What lessons can Australia learn from other countries’ challenges in regulating children’s internet access?

What lessons can Australia learn from other countries' challenges in regulating children's internet access?

The debate surrounding whether children should be banned from social media platforms in Australia continues to generate controversy. Recently, politicians have made promises to implement a ban for those under the age of 16. However, eSafety Commissioner Julie Inman Grant has expressed concerns that such age restrictions could lead children to use social media secretly and limit their access to crucial social support.

A recent analysis conducted in the United Kingdom found that a social media ban would not solve the underlying issues. The study, which spanned 18 years and covered 168 countries, revealed no causal relationship between internet access and the well-being of young people.

The Australian federal government is committed to testing age assurance technology to restrict children’s access to social media. However, it remains unclear what technological solutions are currently available that can effectively restrict access based on age.

Other countries have attempted, mostly unsuccessfully, to ban children from accessing online content for many years. Australia would be wise to learn from the lessons of these experiences.

In the United States, the Children’s Online Privacy Protection Rule (COPPA) was introduced in 1998. This rule continues to influence how children worldwide access information online. COPPA imposes various requirements on operators of websites or online services that collect personal information from children under 13, including the need to obtain parental consent.

To comply with COPPA, many companies, including social media platforms, have implemented bans on children under 13 accessing their services. However, these bans have faced criticism for contributing to age fraud online and limiting children’s rights to access information and express themselves, as protected by the United Nations Convention on the Rights of the Child.

In 2000, the United States introduced the Children’s Internet Protection Act (CIPA) to restrict children’s access to obscene or harmful online content. This was typically achieved through internet filters that blocked searches for specific words. However, these filters often blocked useful information and proved ineffective at shielding children from negative online experiences.

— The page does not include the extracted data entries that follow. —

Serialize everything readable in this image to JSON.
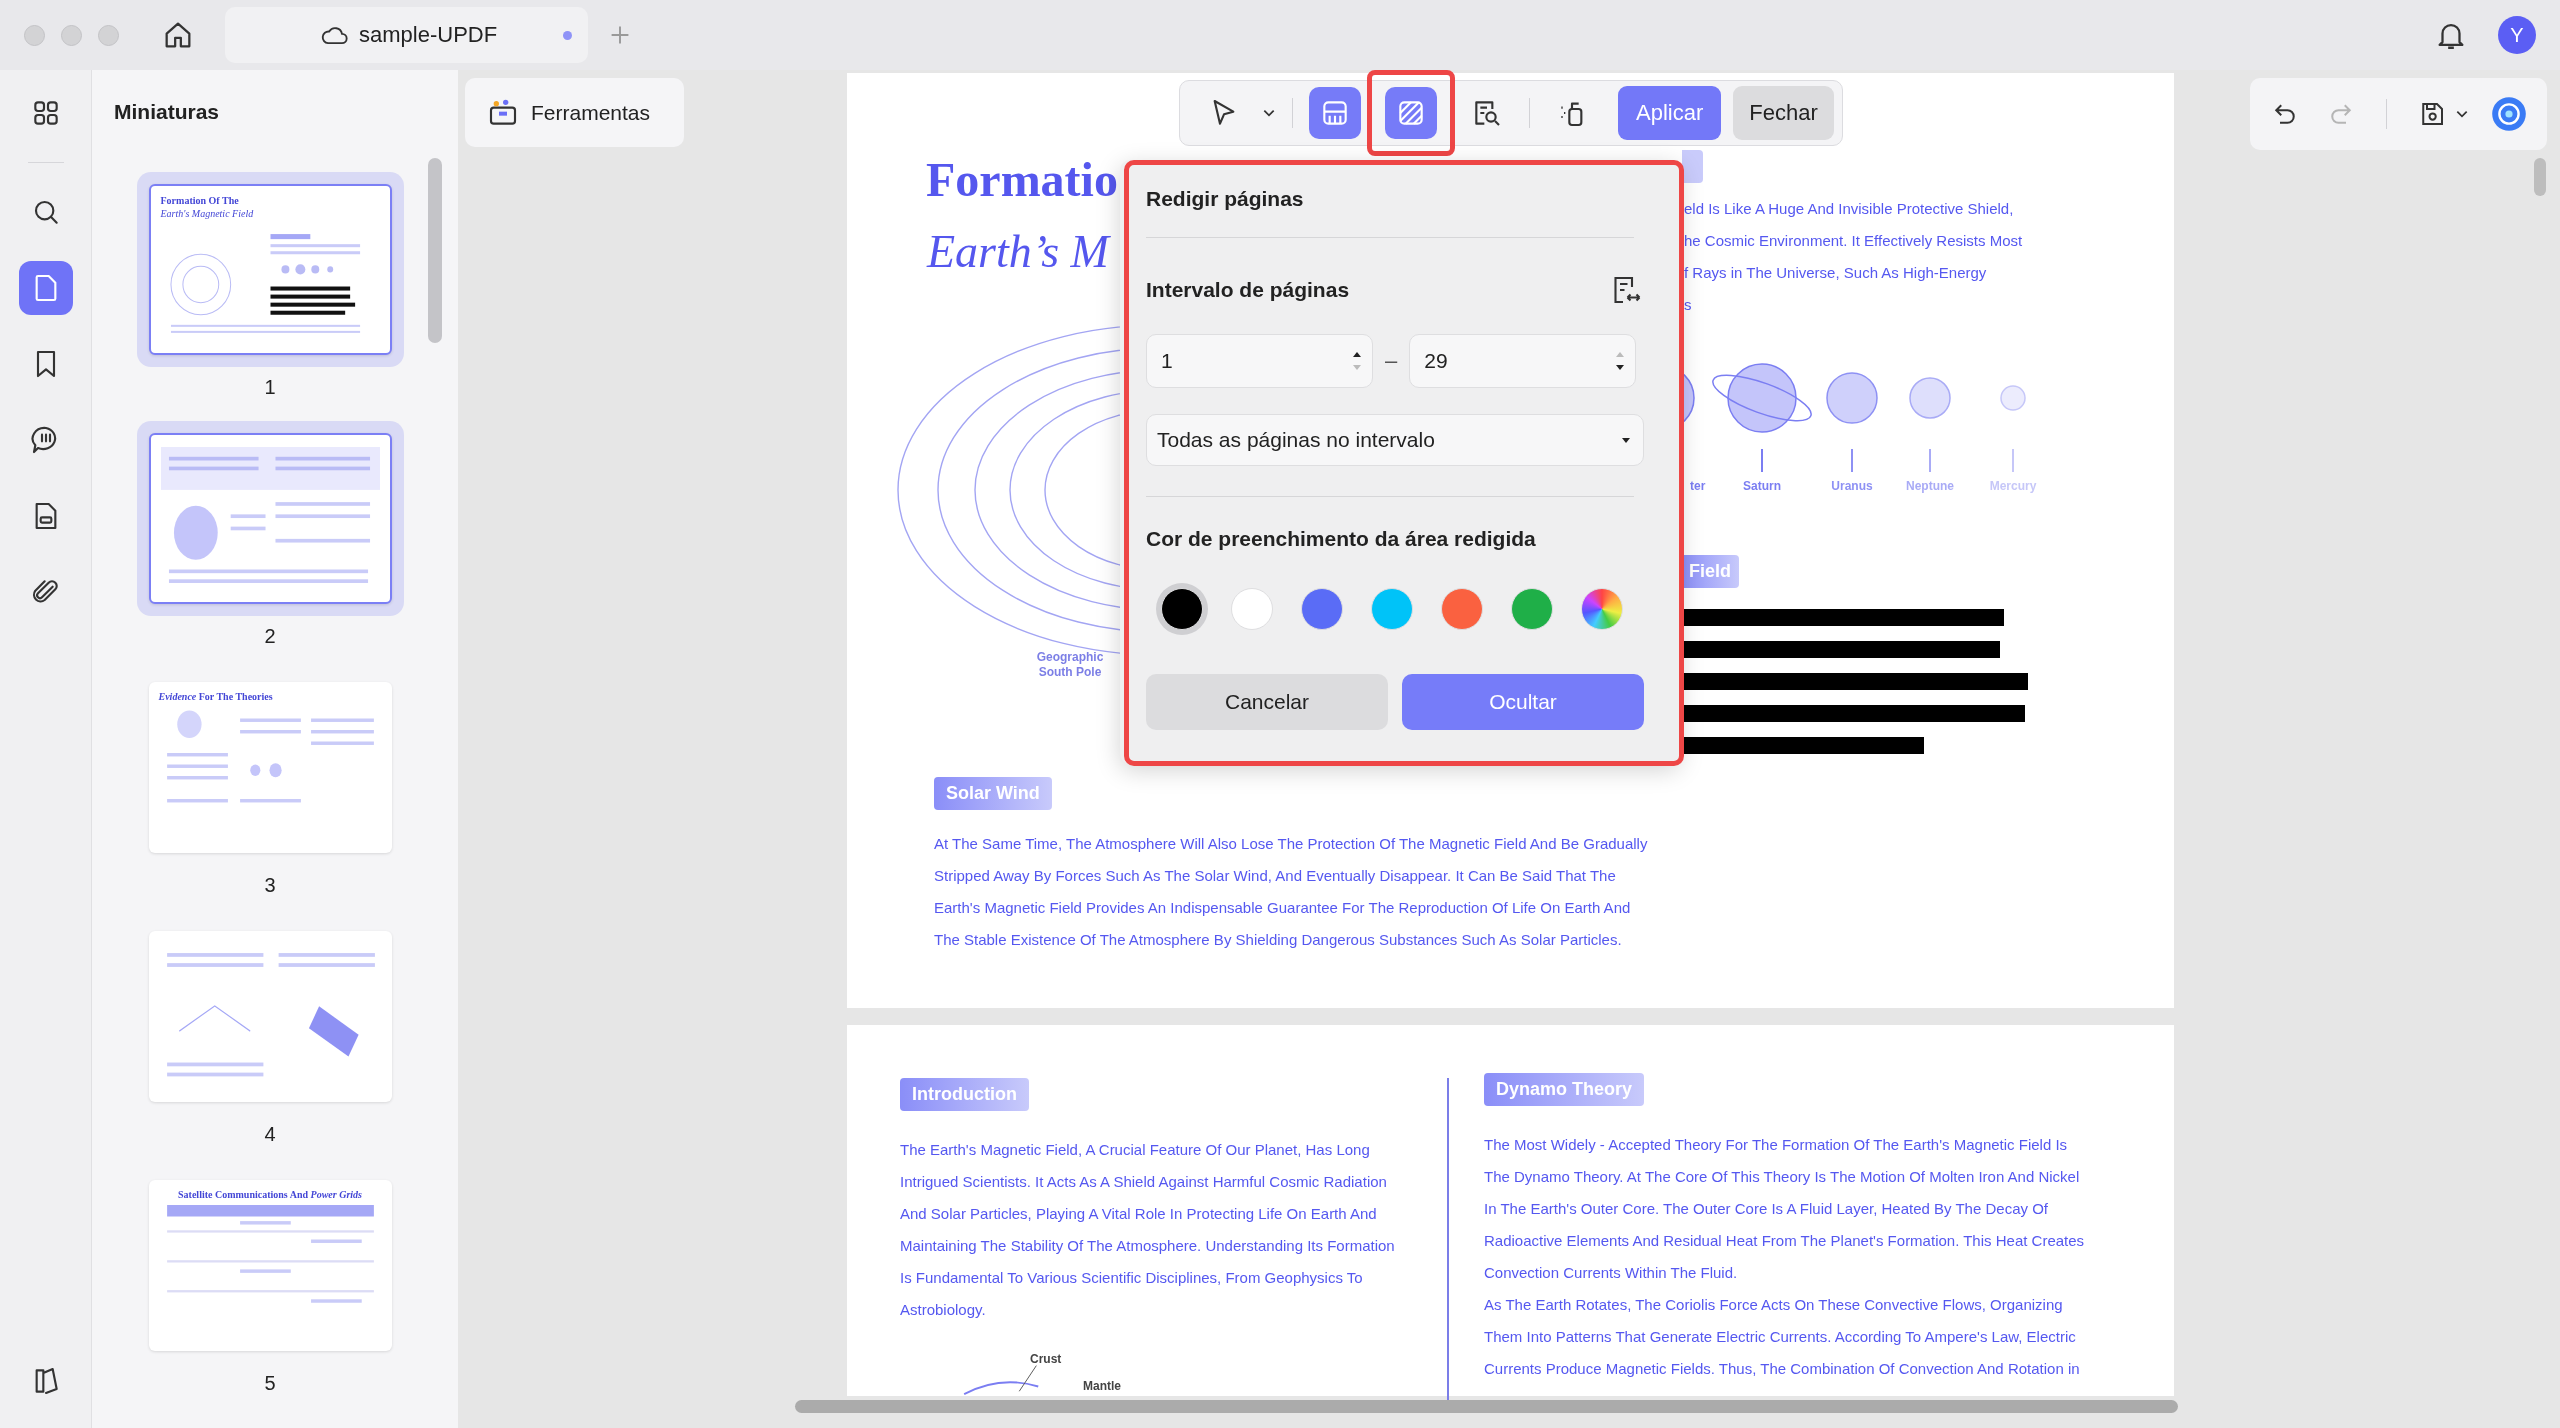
{
  "tab": {
    "title": "sample-UPDF",
    "unsaved": true
  },
  "account": {
    "initial": "Y"
  },
  "rail": {
    "items": [
      {
        "kind": "grid",
        "selected": false
      },
      {
        "kind": "search",
        "selected": false
      },
      {
        "kind": "pages",
        "selected": true
      },
      {
        "kind": "bookmark",
        "selected": false
      },
      {
        "kind": "comment",
        "selected": false
      },
      {
        "kind": "form",
        "selected": false
      },
      {
        "kind": "attachment",
        "selected": false
      },
      {
        "kind": "reader",
        "selected": false
      }
    ]
  },
  "thumbnails": {
    "title": "Miniaturas",
    "items": [
      {
        "label": "1",
        "selected": true,
        "title": "Formation Of The",
        "subtitle": "Earth's Magnetic Field"
      },
      {
        "label": "2",
        "selected": true
      },
      {
        "label": "3",
        "selected": false,
        "title": "*Evidence* For The Theories"
      },
      {
        "label": "4",
        "selected": false
      },
      {
        "label": "5",
        "selected": false,
        "title": "Satellite Communications And *Power Grids*"
      }
    ]
  },
  "tools_button": {
    "label": "Ferramentas"
  },
  "toolbar": {
    "tools": [
      {
        "kind": "pointer",
        "selected": false
      },
      {
        "kind": "redact-area",
        "selected": true
      },
      {
        "kind": "redact-pages",
        "selected": true,
        "highlighted": true
      },
      {
        "kind": "search-redact",
        "selected": false
      },
      {
        "kind": "sanitize",
        "selected": false
      }
    ],
    "apply": "Aplicar",
    "close": "Fechar"
  },
  "history": [
    {
      "kind": "undo",
      "disabled": false
    },
    {
      "kind": "redo",
      "disabled": true
    }
  ],
  "redact_dialog": {
    "title": "Redigir páginas",
    "highlighted": true,
    "range_label": "Intervalo de páginas",
    "from": {
      "value": "1",
      "can_increase": true,
      "can_decrease": false
    },
    "separator": "–",
    "to": {
      "value": "29",
      "can_increase": false,
      "can_decrease": true
    },
    "subset": "Todas as páginas no intervalo",
    "fill_label": "Cor de preenchimento da área redigida",
    "colors": [
      {
        "kind": "solid",
        "color": "#000000",
        "selected": true
      },
      {
        "kind": "solid",
        "color": "#ffffff",
        "selected": false
      },
      {
        "kind": "solid",
        "color": "#5a6cf6",
        "selected": false
      },
      {
        "kind": "solid",
        "color": "#00c3f8",
        "selected": false
      },
      {
        "kind": "solid",
        "color": "#fa6140",
        "selected": false
      },
      {
        "kind": "solid",
        "color": "#1faf48",
        "selected": false
      },
      {
        "kind": "spectrum",
        "selected": false
      }
    ],
    "cancel": "Cancelar",
    "confirm": "Ocultar"
  },
  "page_1": {
    "title": "Formatio",
    "subtitle": "Earth’s M",
    "right_lines": [
      "eld Is Like A Huge And Invisible Protective Shield,",
      "he Cosmic Environment. It Effectively Resists Most",
      "f Rays in The Universe, Such As High-Energy",
      "s"
    ],
    "planets": [
      "ter",
      "Saturn",
      "Uranus",
      "Neptune",
      "Mercury"
    ],
    "field_heading": "Field",
    "diagram_label": [
      "Geographic",
      "South Pole"
    ],
    "section": {
      "heading": "Solar Wind",
      "lines": [
        "At The Same Time, The Atmosphere Will Also Lose The Protection Of The Magnetic Field And Be Gradually",
        "Stripped Away By Forces Such As The Solar Wind, And Eventually Disappear. It Can Be Said That The",
        "Earth's Magnetic Field Provides An Indispensable Guarantee For The Reproduction Of Life On Earth And",
        "The Stable Existence Of The Atmosphere By Shielding Dangerous Substances Such As Solar Particles."
      ]
    }
  },
  "page_2": {
    "columns": [
      {
        "heading": "Introduction",
        "paragraphs": [
          [
            "The Earth's Magnetic Field, A Crucial Feature Of Our Planet, Has Long",
            "Intrigued Scientists. It Acts As A Shield Against Harmful Cosmic Radiation",
            "And Solar Particles, Playing A Vital Role In Protecting Life On Earth And",
            "Maintaining The Stability Of The Atmosphere. Understanding Its Formation",
            "Is Fundamental To Various Scientific Disciplines, From Geophysics To",
            "Astrobiology."
          ]
        ],
        "figure_labels": [
          "Crust",
          "Mantle"
        ]
      },
      {
        "heading": "Dynamo Theory",
        "paragraphs": [
          [
            "The Most Widely - Accepted Theory For The Formation Of The Earth's Magnetic Field Is",
            "The Dynamo Theory. At The Core Of This Theory Is The Motion Of Molten Iron And Nickel",
            "In The Earth's Outer Core. The Outer Core Is A Fluid Layer, Heated By The Decay Of",
            "Radioactive Elements And Residual Heat From The Planet's Formation. This Heat Creates",
            "Convection Currents Within The Fluid."
          ],
          [
            "As The Earth Rotates, The Coriolis Force Acts On These Convective Flows, Organizing",
            "Them Into Patterns That Generate Electric Currents. According To Ampere's Law, Electric",
            "Currents Produce Magnetic Fields. Thus, The Combination Of Convection And Rotation in"
          ]
        ]
      }
    ]
  }
}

Various other countries have implemented bans on children’s access to online content, with mixed results. South Korea introduced a “shutdown law” in 2011 to address online gaming addiction by limiting access to gaming sites for those under 16 after midnight. However, many children circumvented the law by using their parents’ accounts, and it faced legal challenges. The law was ultimately abolished in 2021.

In 2015, the European Union proposed legislation to ban children under 16 from accessing online services without parental consent. This sparked controversy, with technology companies and human rights organizations arguing that the rules would infringe upon children’s rights to expression and access to information. The law was amended to allow individual countries to opt out of the age ban, resulting in a patchwork approach across Europe.

Australia can learn from these global attempts to restrict children’s online access. The past two decades have shown that outright bans are ineffective, as there are always workarounds available. Instead, focusing on protecting children’s personal data has proven to be a more effective approach. India and Brazil have recently implemented data-focused protections for children.

However, significant restrictions for older children can conflict with the UN’s protections for children’s rights. Australia must carefully balance these potential conflicts when attempting to limit or ban children’s online access.

Even if Australia were to implement a ban for children under 16, it is unlikely to have a significant impact on global approaches to such bans. The United States and the European Union are influential markets that shape the actions of technology companies. Therefore, American and European policy innovations will continue to play a primary role in shaping global approaches.

Australia should take a leadership role by aligning its approach with international efforts to enhance appropriate protections for young children. Simultaneously, efforts should be made to educate parents and older children about responsible social media use. This approach strikes a balance between protecting children’s rights to access information and express themselves while ensuring safety measures are in place.